Pointed at, but didn’t deliver. Through no fault of the special effects artists involved. I’m sure no expense was spared in depicting every scale and twitch of muscle. But if the monsters are in service of a story that is for lack of a kinder word, dull, then there’s no helping it. If you want to write a story about human futility, then goddammit go for the throat. Don’t chicken out because it’s going to kill the box office. If you’re serving up the end of the world, then let’s see it. Let’s live it through the characters. Prove it. Armageddons are easy these days. It just doesn’t have that thrill anymore. Needs a stronger kick.
So no, GODZILLA wasn’t a good movie. There were the makings for it, but it didn’t gel.
However, it showed us some new things. One of GODZILLA’s great successes was working with scale, at least in relation to raw size of humans to kaiju. There was a true sense of the titanic, beyond overcranked cameras and collapsing buildings. This is a hard thing to pull off, harder than you’d think without just doing the same old thing over and over.
And as said before, it’s beautiful in places, and honestly wasn’t as disaster-tastic as I was afraid it’d be from the trailers. But I’m not sure the creators of the film could find a unified vision of what they wanted it to be. Is Godzilla a villain? No. Is he the hero? I guess? As much as a tornado can be one. Are humans chumps? Sorta. Do they band together to pull victory from the jaws of defeat? Hell no.
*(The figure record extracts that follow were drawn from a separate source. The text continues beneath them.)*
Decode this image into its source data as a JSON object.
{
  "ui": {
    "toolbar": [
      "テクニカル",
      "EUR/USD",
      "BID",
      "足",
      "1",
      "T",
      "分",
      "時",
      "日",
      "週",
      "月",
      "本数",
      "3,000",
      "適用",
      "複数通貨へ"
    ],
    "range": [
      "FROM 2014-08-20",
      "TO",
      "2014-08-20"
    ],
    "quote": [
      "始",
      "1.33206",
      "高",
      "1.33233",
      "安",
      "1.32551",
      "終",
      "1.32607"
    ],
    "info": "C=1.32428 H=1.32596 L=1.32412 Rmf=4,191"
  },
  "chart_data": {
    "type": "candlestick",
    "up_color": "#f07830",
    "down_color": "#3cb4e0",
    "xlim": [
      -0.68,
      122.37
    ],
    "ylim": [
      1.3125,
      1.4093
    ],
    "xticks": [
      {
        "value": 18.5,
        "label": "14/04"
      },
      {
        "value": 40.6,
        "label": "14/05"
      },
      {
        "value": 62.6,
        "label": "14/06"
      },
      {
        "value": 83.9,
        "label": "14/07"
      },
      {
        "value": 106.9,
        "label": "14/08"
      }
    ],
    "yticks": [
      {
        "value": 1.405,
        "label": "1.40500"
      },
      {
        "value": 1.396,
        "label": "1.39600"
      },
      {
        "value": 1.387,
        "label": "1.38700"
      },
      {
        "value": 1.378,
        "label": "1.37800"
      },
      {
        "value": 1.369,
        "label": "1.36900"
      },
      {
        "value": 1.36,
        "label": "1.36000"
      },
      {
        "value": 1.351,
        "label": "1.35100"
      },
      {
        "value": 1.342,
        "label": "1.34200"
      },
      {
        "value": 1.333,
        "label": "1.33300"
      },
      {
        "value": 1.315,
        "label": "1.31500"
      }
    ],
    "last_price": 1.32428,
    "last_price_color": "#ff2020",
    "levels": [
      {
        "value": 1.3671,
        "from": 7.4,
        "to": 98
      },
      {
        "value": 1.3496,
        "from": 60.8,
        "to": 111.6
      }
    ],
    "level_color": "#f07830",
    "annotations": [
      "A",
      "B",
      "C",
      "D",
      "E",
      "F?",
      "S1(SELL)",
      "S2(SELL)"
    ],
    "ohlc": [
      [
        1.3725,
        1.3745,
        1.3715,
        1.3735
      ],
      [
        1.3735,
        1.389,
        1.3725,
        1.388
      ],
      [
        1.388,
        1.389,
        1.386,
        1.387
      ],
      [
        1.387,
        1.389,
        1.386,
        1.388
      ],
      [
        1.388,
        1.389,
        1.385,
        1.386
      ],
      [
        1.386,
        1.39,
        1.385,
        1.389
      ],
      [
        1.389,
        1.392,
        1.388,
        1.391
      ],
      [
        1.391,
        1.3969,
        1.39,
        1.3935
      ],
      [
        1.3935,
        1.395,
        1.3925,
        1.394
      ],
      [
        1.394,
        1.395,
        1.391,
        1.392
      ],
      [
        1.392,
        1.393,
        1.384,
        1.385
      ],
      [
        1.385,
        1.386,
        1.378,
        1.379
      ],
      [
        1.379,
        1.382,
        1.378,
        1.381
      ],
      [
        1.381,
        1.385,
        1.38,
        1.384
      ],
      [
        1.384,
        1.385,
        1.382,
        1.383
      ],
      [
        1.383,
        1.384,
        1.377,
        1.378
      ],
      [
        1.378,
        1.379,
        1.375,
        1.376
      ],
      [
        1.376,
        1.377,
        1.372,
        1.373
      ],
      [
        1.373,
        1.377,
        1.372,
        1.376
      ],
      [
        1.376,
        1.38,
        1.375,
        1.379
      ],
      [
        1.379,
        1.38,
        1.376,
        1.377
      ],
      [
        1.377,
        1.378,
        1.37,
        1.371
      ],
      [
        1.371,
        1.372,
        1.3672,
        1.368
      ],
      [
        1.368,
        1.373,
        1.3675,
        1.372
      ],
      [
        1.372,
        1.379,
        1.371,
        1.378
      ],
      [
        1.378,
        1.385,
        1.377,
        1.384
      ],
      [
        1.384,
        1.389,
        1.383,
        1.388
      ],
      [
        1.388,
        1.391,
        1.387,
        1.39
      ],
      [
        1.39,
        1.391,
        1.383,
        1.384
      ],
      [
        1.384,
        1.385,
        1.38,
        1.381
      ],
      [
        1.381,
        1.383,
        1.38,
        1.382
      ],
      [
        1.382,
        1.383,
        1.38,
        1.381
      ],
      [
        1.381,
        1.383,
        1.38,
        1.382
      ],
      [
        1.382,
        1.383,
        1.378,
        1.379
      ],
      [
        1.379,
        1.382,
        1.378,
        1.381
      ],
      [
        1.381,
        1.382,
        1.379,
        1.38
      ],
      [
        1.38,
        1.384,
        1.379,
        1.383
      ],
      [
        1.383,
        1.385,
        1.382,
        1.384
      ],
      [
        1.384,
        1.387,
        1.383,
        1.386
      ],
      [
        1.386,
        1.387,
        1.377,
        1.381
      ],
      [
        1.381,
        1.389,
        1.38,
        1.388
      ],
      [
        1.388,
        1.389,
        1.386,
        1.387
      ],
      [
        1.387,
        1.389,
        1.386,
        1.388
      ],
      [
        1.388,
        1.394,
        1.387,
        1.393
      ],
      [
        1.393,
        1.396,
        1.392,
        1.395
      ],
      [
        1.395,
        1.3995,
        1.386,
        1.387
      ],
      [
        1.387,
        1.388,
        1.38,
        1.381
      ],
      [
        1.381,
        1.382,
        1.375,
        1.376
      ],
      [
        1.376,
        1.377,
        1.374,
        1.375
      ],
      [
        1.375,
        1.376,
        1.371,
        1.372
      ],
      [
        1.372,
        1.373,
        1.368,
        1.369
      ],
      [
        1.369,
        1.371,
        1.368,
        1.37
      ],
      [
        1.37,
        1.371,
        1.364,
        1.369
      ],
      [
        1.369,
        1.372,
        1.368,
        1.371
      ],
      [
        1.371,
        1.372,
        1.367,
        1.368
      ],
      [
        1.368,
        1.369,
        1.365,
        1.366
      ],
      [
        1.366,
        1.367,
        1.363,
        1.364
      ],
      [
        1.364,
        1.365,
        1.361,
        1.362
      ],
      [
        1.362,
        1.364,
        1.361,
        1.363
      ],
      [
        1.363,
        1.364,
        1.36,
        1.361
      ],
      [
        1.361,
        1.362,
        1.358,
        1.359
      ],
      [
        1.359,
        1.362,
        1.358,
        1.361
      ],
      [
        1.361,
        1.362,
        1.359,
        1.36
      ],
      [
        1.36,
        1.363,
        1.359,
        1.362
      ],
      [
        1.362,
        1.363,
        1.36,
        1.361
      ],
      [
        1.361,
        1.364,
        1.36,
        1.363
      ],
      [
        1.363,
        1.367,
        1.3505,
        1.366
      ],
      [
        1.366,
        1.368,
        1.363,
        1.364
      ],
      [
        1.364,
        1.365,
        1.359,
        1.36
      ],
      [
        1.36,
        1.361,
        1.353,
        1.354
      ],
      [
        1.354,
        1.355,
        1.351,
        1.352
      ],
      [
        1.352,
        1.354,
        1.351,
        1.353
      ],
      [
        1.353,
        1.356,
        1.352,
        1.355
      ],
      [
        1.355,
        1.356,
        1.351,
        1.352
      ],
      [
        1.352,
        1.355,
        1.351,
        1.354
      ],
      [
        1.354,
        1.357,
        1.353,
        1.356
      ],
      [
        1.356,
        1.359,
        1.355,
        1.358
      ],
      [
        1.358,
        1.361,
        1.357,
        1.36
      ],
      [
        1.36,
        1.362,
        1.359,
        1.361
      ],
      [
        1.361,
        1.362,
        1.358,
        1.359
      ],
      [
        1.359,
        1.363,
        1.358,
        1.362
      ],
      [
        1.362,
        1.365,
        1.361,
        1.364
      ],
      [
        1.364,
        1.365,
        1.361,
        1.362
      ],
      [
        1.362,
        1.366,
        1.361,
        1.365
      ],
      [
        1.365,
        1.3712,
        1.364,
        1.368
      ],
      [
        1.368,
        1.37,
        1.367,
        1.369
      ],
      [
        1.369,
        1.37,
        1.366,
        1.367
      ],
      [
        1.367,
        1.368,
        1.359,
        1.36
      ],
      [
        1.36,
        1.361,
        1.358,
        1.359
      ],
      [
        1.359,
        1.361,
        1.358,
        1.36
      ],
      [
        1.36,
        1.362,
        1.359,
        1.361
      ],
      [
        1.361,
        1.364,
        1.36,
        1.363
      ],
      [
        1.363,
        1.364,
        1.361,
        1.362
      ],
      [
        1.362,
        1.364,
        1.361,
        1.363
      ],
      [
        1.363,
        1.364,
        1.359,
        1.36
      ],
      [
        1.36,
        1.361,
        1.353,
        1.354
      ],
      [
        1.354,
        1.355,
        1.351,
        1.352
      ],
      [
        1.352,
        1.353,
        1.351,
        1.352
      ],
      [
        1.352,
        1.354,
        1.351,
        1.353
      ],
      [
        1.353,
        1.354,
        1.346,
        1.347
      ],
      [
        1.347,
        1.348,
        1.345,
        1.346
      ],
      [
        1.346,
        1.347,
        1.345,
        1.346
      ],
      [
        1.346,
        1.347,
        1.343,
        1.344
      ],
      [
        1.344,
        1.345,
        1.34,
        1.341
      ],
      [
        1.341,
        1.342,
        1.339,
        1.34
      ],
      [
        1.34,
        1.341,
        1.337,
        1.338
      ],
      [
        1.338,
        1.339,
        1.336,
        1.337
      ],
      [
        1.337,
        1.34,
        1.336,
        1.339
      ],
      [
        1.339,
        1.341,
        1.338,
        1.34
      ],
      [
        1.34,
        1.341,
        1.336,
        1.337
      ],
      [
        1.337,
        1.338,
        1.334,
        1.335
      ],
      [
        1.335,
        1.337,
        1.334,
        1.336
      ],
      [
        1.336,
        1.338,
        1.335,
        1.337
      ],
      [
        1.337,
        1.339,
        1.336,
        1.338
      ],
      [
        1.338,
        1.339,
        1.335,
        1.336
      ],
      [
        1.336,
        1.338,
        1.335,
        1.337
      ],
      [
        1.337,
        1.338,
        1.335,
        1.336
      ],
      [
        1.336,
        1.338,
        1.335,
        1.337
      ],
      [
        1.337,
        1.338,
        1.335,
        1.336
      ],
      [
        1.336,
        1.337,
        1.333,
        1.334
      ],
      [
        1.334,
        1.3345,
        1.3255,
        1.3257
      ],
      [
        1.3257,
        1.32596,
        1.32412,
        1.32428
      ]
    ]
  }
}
Where is the movie that was being shown in the trailer? Beats me.
I dunno. It’s a frustrating movie. There’s a lot of potential to work with, but to do that, you have to embrace the story that you’re trying to tell, and the story here is that there’s a monster and he fights some other monsters and people are just in the way and on screen for far too much, not doing enough to justify their presences there.
Indifference. The ultimate insult hurled back.